La sua prima bici da corsa?

" A 5 anni. Verde e gialla, i colori della Polisportiva Marco Ravasio. Era di mia sorella Arianna, che ha 4 anni più di me. Le prime volte seguivo lei al campo di Brembate di sopra. Un totem, intendo la bici. Ma ho dovuto lasciarla presto perché crescevo troppo in fretta. Oggi sorrido a ogni ciclista, anche a quelli maleducati di città che vanno contromano. È un veicolo simpatico, pacifico. Le guerre non si fanno in bici. I pedoni si ignorano, gli automobilisti si insultano ma i ciclisti sorridono. Ammiro il Belgio e l’Olanda che non rinunciano nemmeno se diluvia. Faccio qualche resistenza solo quando si va sottozero. Allora mi alleno al chiuso, anche se qualcuno sostiene che pedalare sui rulli è come fare surf nella jacuzzi".

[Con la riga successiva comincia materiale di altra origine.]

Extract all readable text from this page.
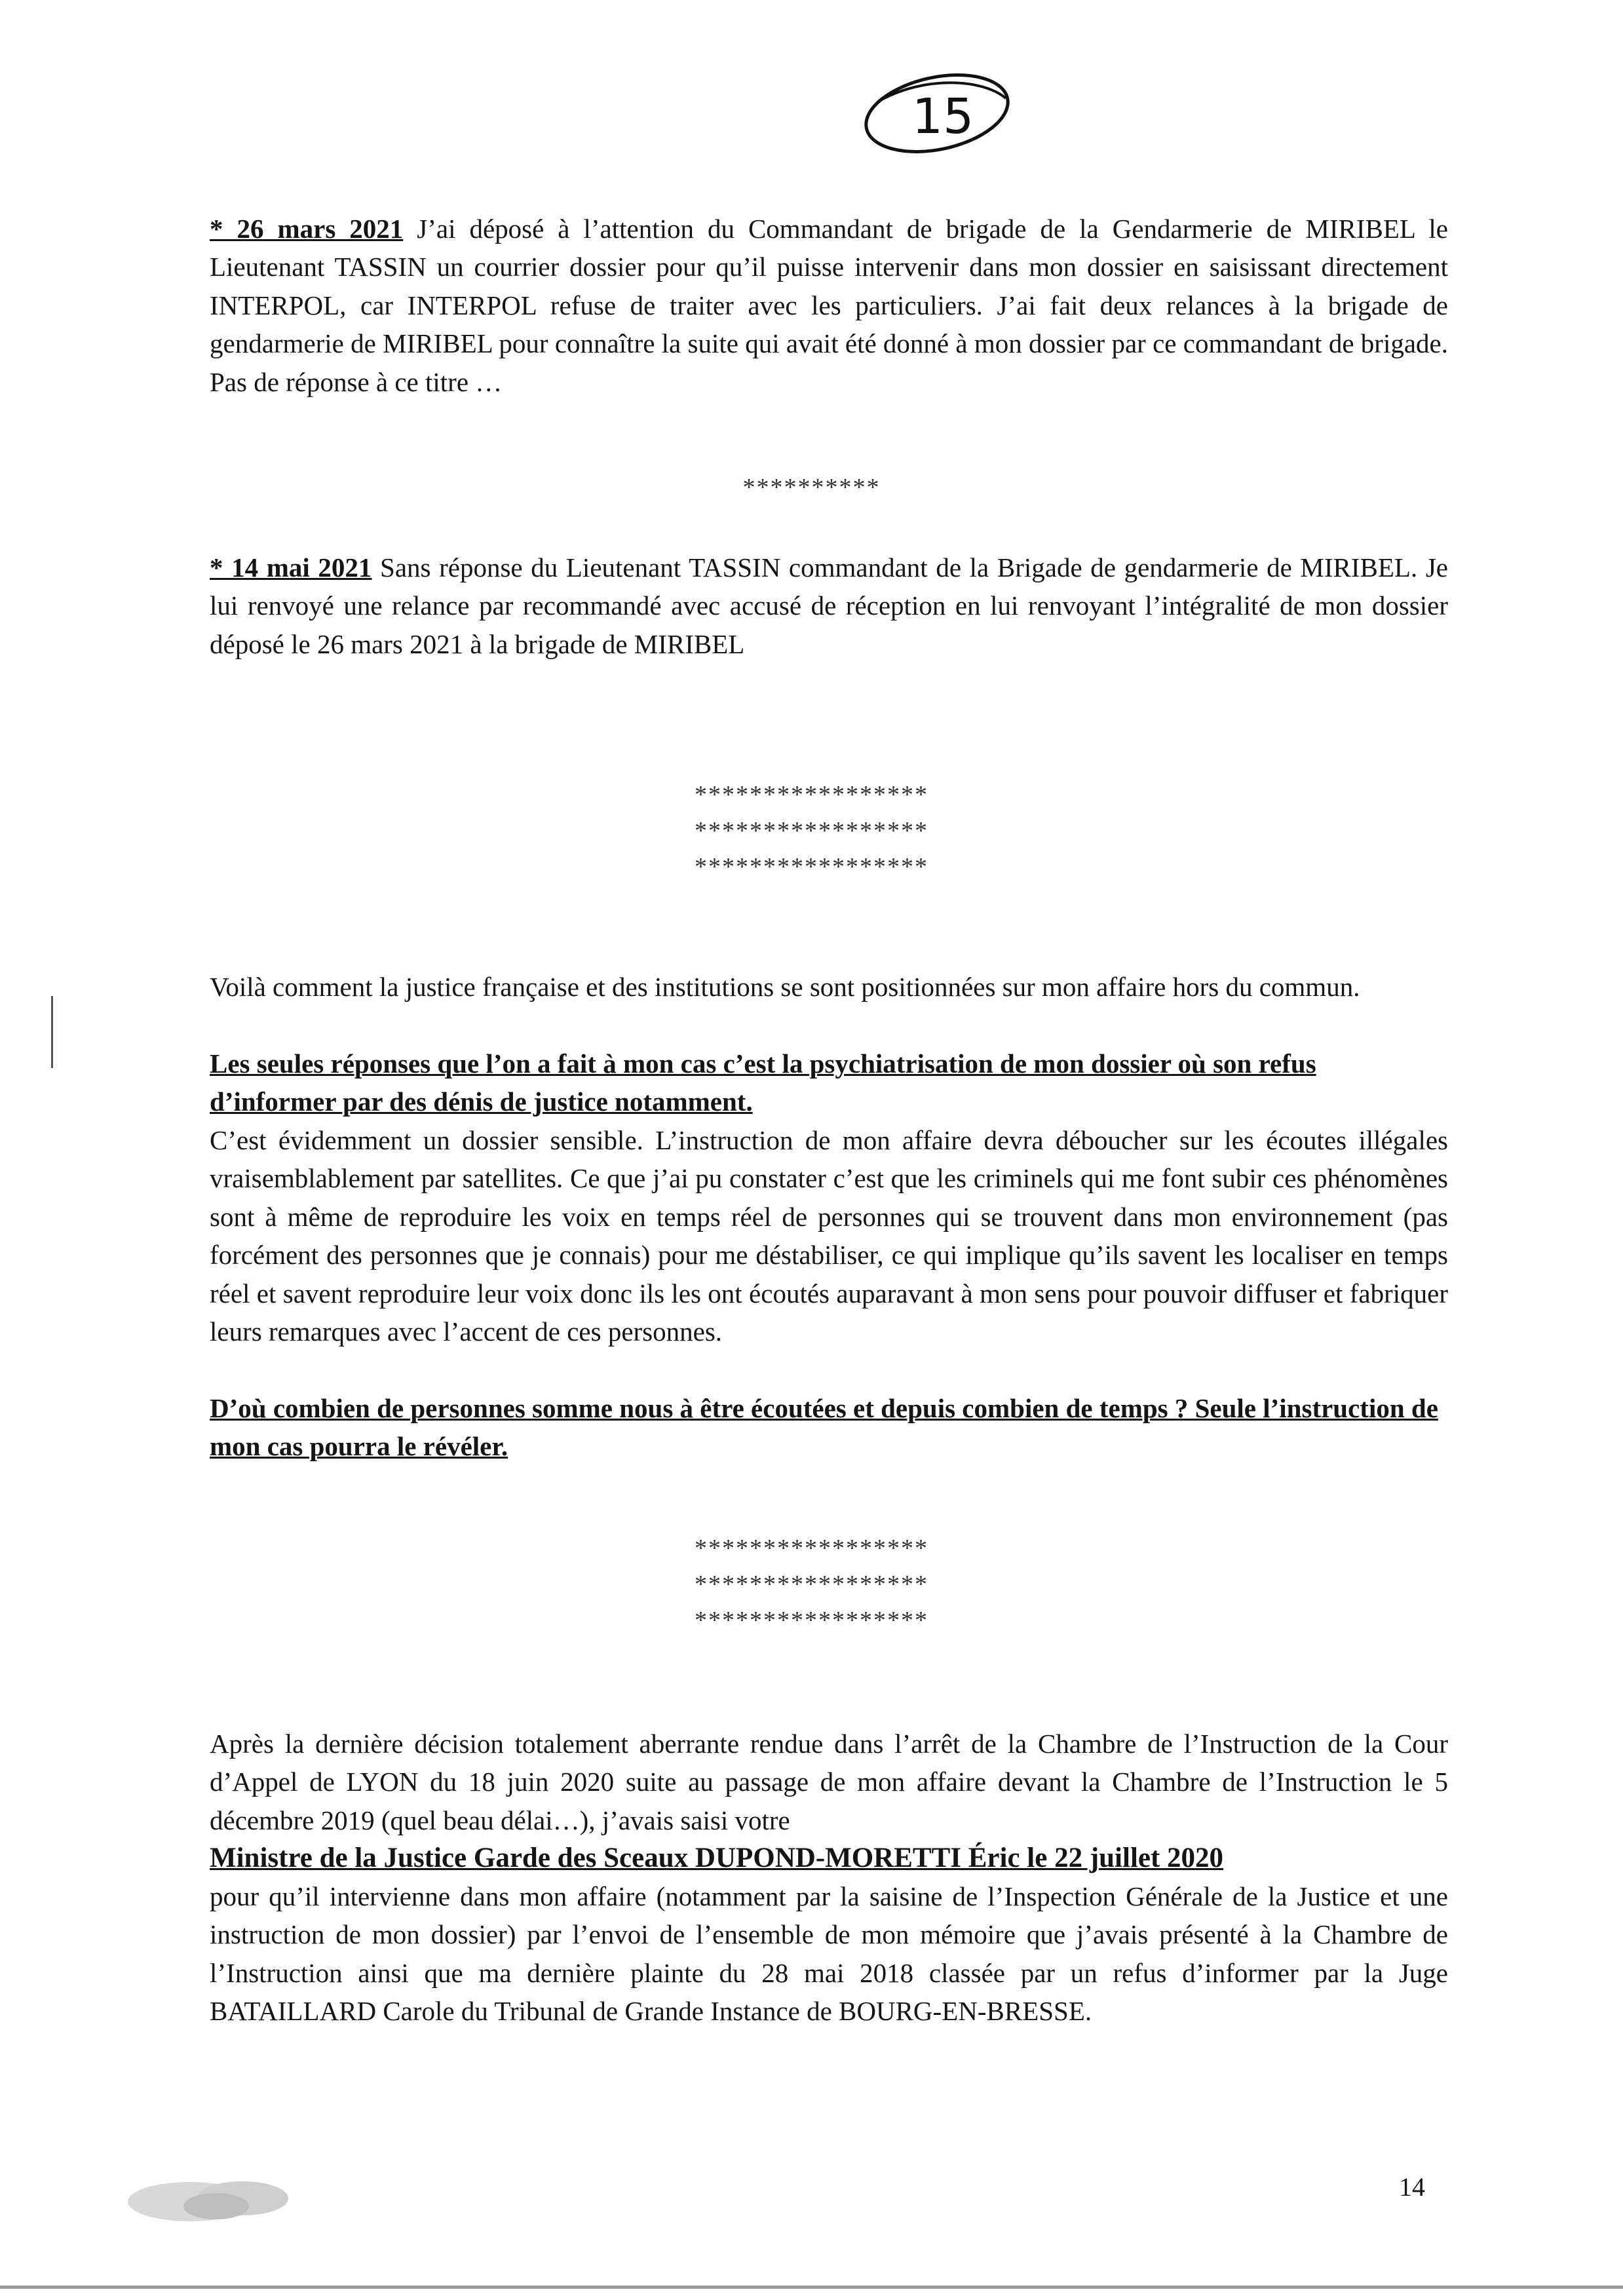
15

* 26 mars 2021 J’ai déposé à l’attention du Commandant de brigade de la Gendarmerie de MIRIBEL le Lieutenant TASSIN un courrier dossier pour qu’il puisse intervenir dans mon dossier en saisissant directement INTERPOL, car INTERPOL refuse de traiter avec les particuliers. J’ai fait deux relances à la brigade de gendarmerie de MIRIBEL pour connaître la suite qui avait été donné à mon dossier par ce commandant de brigade. Pas de réponse à ce titre …

**********

* 14 mai 2021 Sans réponse du Lieutenant TASSIN commandant de la Brigade de gendarmerie de MIRIBEL. Je lui renvoyé une relance par recommandé avec accusé de réception en lui renvoyant l’intégralité de mon dossier déposé le 26 mars 2021 à la brigade de MIRIBEL

*****************
*****************
*****************

Voilà comment la justice française et des institutions se sont positionnées sur mon affaire hors du commun.

Les seules réponses que l’on a fait à mon cas c’est la psychiatrisation de mon dossier où son refus d’informer par des dénis de justice notamment.

C’est évidemment un dossier sensible. L’instruction de mon affaire devra déboucher sur les écoutes illégales vraisemblablement par satellites. Ce que j’ai pu constater c’est que les criminels qui me font subir ces phénomènes sont à même de reproduire les voix en temps réel de personnes qui se trouvent dans mon environnement (pas forcément des personnes que je connais) pour me déstabiliser, ce qui implique qu’ils savent les localiser en temps réel et savent reproduire leur voix donc ils les ont écoutés auparavant à mon sens pour pouvoir diffuser et fabriquer leurs remarques avec l’accent de ces personnes.

D’où combien de personnes somme nous à être écoutées et depuis combien de temps ? Seule l’instruction de mon cas pourra le révéler.

*****************
*****************
*****************

Après la dernière décision totalement aberrante rendue dans l’arrêt de la Chambre de l’Instruction de la Cour d’Appel de LYON du 18 juin 2020 suite au passage de mon affaire devant la Chambre de l’Instruction le 5 décembre 2019 (quel beau délai…), j’avais saisi votre

Ministre de la Justice Garde des Sceaux DUPOND-MORETTI Éric le 22 juillet 2020

pour qu’il intervienne dans mon affaire (notamment par la saisine de l’Inspection Générale de la Justice et une instruction de mon dossier) par l’envoi de l’ensemble de mon mémoire que j’avais présenté à la Chambre de l’Instruction ainsi que ma dernière plainte du 28 mai 2018 classée par un refus d’informer par la Juge BATAILLARD Carole du Tribunal de Grande Instance de BOURG-EN-BRESSE.

14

Giampaolo Ormezzano diceva che il ciclismo è la fatica più sporca addosso alla gente più pulita.

"Fango sudore e lacrime. Pensava a quello? Tutto vero. O pensava al doping? Quello è presente in tutti gli sport ma chissà perché viene bene associarlo al ciclismo. Intorno a Pantani è stato dipinto uno scenario inverosimile. Io vado di frutta e verdura, aminoacidi e maltodestrine su consiglio del nutrizionista perché altrimenti dopo 5 ore di allenamento perdi i muscoli. Ho capito la grande lezione dello sport: tutto ti torna indietro, anche gli errori. E il sacrificio viene sempre premiato. Basta avere pazienza".

A meccanica come è messa? Sa cambiare una ruota?

"Fin lì ci arrivo. E so anche tirare su la catena. Ma registrare il cambio no. A quello ci pensa papà".